The declaration is almost written. We've been working all day today and yesterday. It's a letter to young chefs about some of our shared ideas about food and its relationship to culture, ecology, health, and the environment — issues that are synthesized or touched on in good cooking. That's the best synopsis I can give at this point.

Can you talk a bit more about it? What are some of the more salient aspects?
It's a recognition that the role of the chef is changing, and that as the chef increasingly becomes someone who is representing much more than cooking in their kitchen, he or she plays a role in effecting a variety of aspects of food.

The nine chefs around the table look at food in very different ways, and what we've tried to do is find the commonalities. There's Alex Atala, who is looking at it through an anthropological perspective. There's Massimo Bottura, who is looking at it through a cultural perspective. There's Ferran, who looks at things from a technological perspective. There's Gastón, who looks at food as a synthesizing occupation for great social change.

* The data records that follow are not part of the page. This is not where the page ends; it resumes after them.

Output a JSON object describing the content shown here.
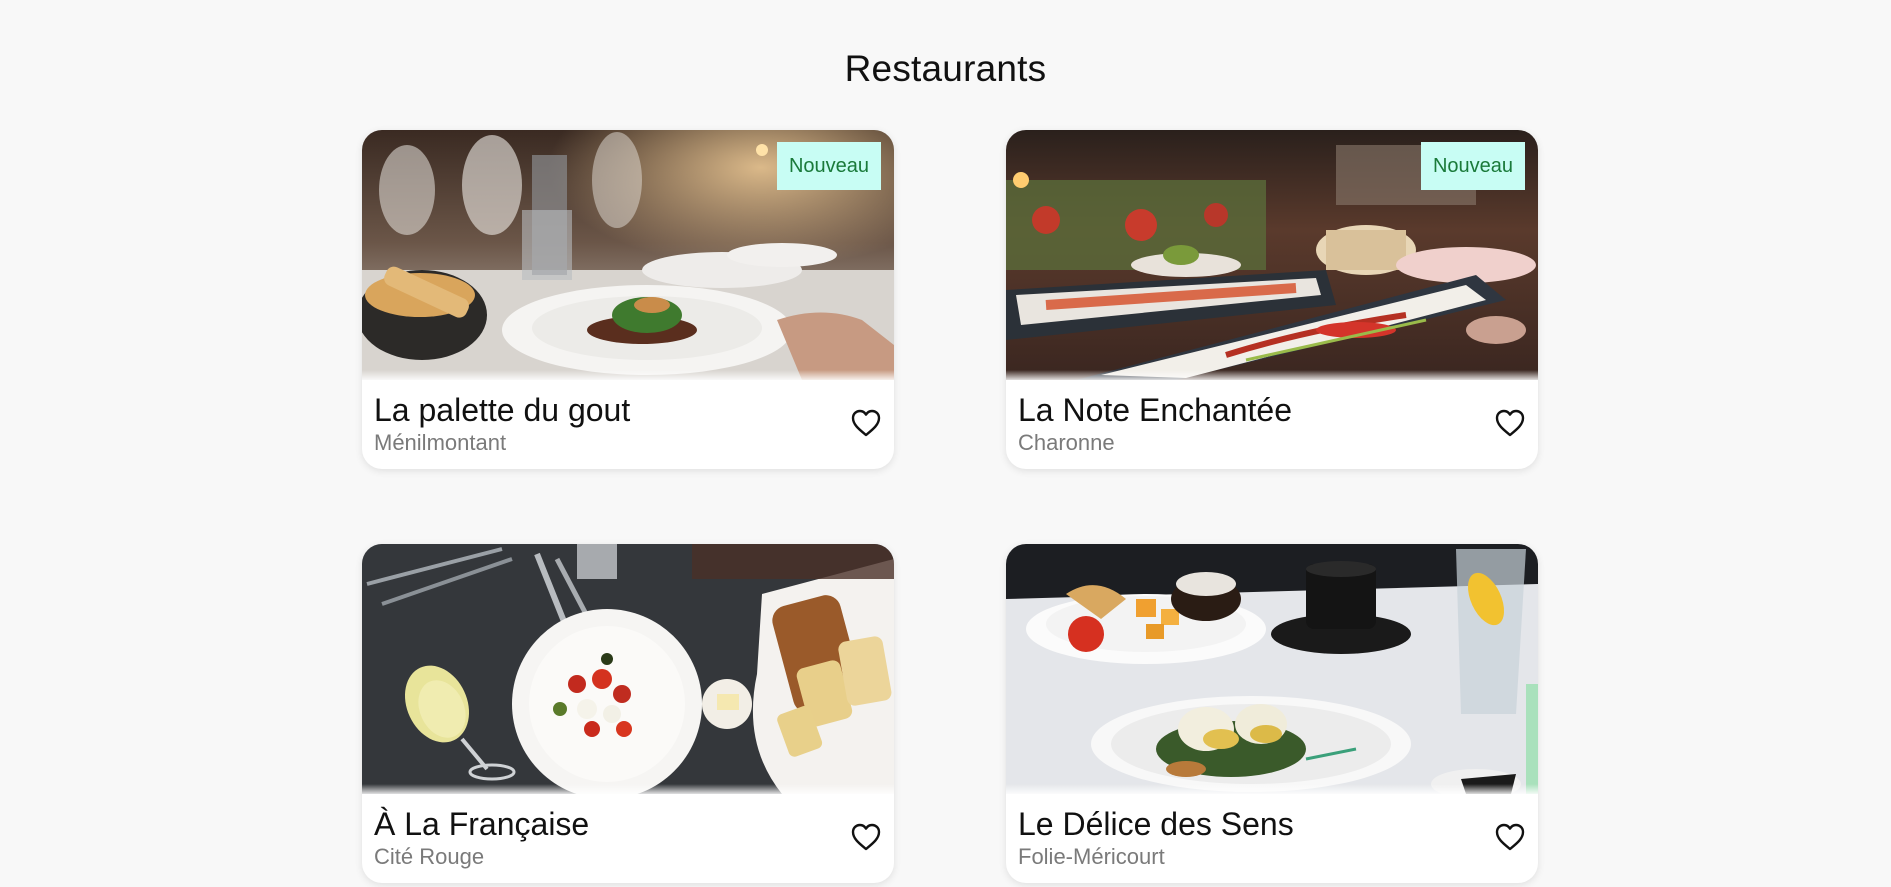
{
  "page": {
    "title": "Restaurants"
  },
  "restaurants": [
    {
      "name": "La palette du gout",
      "location": "Ménilmontant",
      "badge": "Nouveau",
      "image": "restaurant-table-photo",
      "favorite_icon": "heart-outline-icon"
    },
    {
      "name": "La Note Enchantée",
      "location": "Charonne",
      "badge": "Nouveau",
      "image": "sushi-platter-photo",
      "favorite_icon": "heart-outline-icon"
    },
    {
      "name": "À La Française",
      "location": "Cité Rouge",
      "badge": "",
      "image": "caprese-and-bread-photo",
      "favorite_icon": "heart-outline-icon"
    },
    {
      "name": "Le Délice des Sens",
      "location": "Folie-Méricourt",
      "badge": "",
      "image": "brunch-plate-photo",
      "favorite_icon": "heart-outline-icon"
    }
  ],
  "colors": {
    "background": "#f8f8f8",
    "badge_bg": "#c8fdf4",
    "badge_text": "#1a7a3a",
    "location_text": "#7a7a7a"
  }
}
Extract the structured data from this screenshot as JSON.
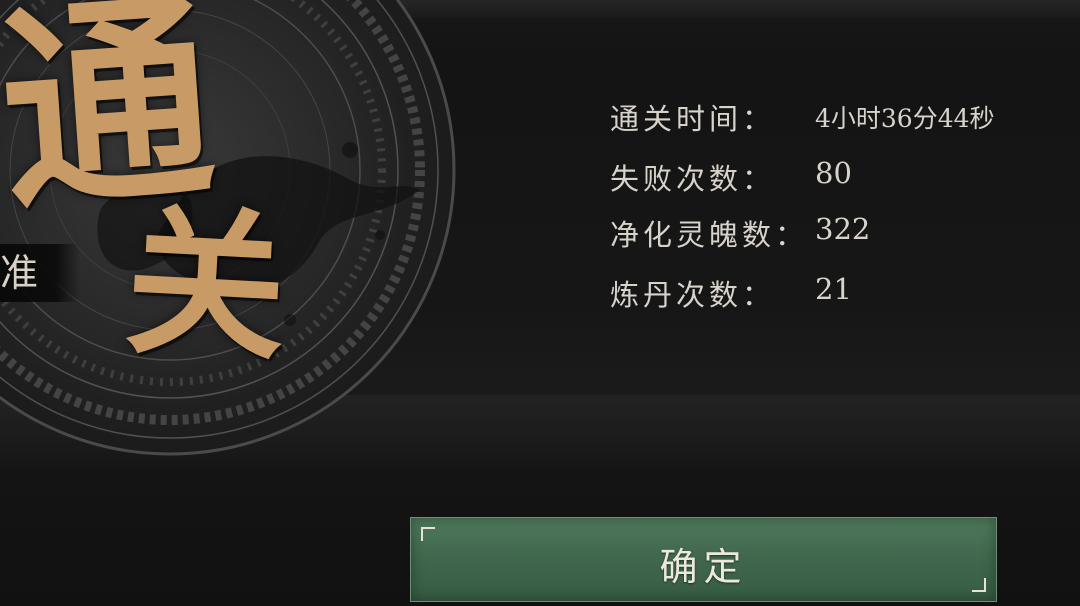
{
  "emblem": {
    "glyph_top": "通",
    "glyph_bottom": "关",
    "side_tag": "准",
    "accent_color": "#c89a66"
  },
  "stats": [
    {
      "label": "通关时间：",
      "value": "4小时36分44秒"
    },
    {
      "label": "失败次数：",
      "value": "80"
    },
    {
      "label": "净化灵魄数：",
      "value": "322"
    },
    {
      "label": "炼丹次数：",
      "value": "21"
    }
  ],
  "confirm_button": {
    "label": "确定",
    "color": "#41684e"
  }
}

And how do you look at it?
I talked about ecological health and the perspective of how chefs are probably going to become more invested and attuned to issues of agriculture — that there isn't going to be much of a separation between farmers and chefs as time goes on. We're all going to have to work together to produce good tasting food.

The synthesizing theme is that it's a great time to be a chef, and there is potential to effect the kind of change that we're all interested in effecting in our small ways. But some, like Gastón, are making an enormous impact of social change and national and cultural pride through cuisine. That's his life's work.

What happens after this conference? Is there a plan, a goal to implement anything?
I say "declaration," but I should say that it's an open letter. Whether the word "declaration" is used was debated for hours. That's the question all of us had, and I think our meeting this afternoon might answer that. Ferran's idea is that this is a living document, posted on a site, that we continually update and make more specific. This is sort of a first effort to synthesize our opinions and agree about the role of cooking and the future. What does that translate to in terms of action? I don't know yet, but it's a continuous process of getting more specific as we move on.

Let's go back to what you said about Lima. Why do you think it's so exciting, and why choose a South American city as opposed to somewhere in Europe or the U.S.?
That's an important question, and the answer is right outside my window. There's a social movement happening here around traditional cuisine. We're not in France, we're not in Europe, we're not in the United States. Yet we're talking about the future of food, which is quite promising. There are 80,000 culinary students here, which is more than any other place in the world. More than China. And that's because of Gastón's twenty-five years of work. He has been able to connect with people who want to recapture who they are through cuisine, and move it forward.

So "why here?" is a big question, and I didn't know why last year in Spain. But now I do. You don't have to look to Europe — not exactly a brand new thought — but it has a whole new meaning when you're surrounded by 100,000 cheering foodies in Lima. The center of cooking is no longer in Europe. It's all over the world.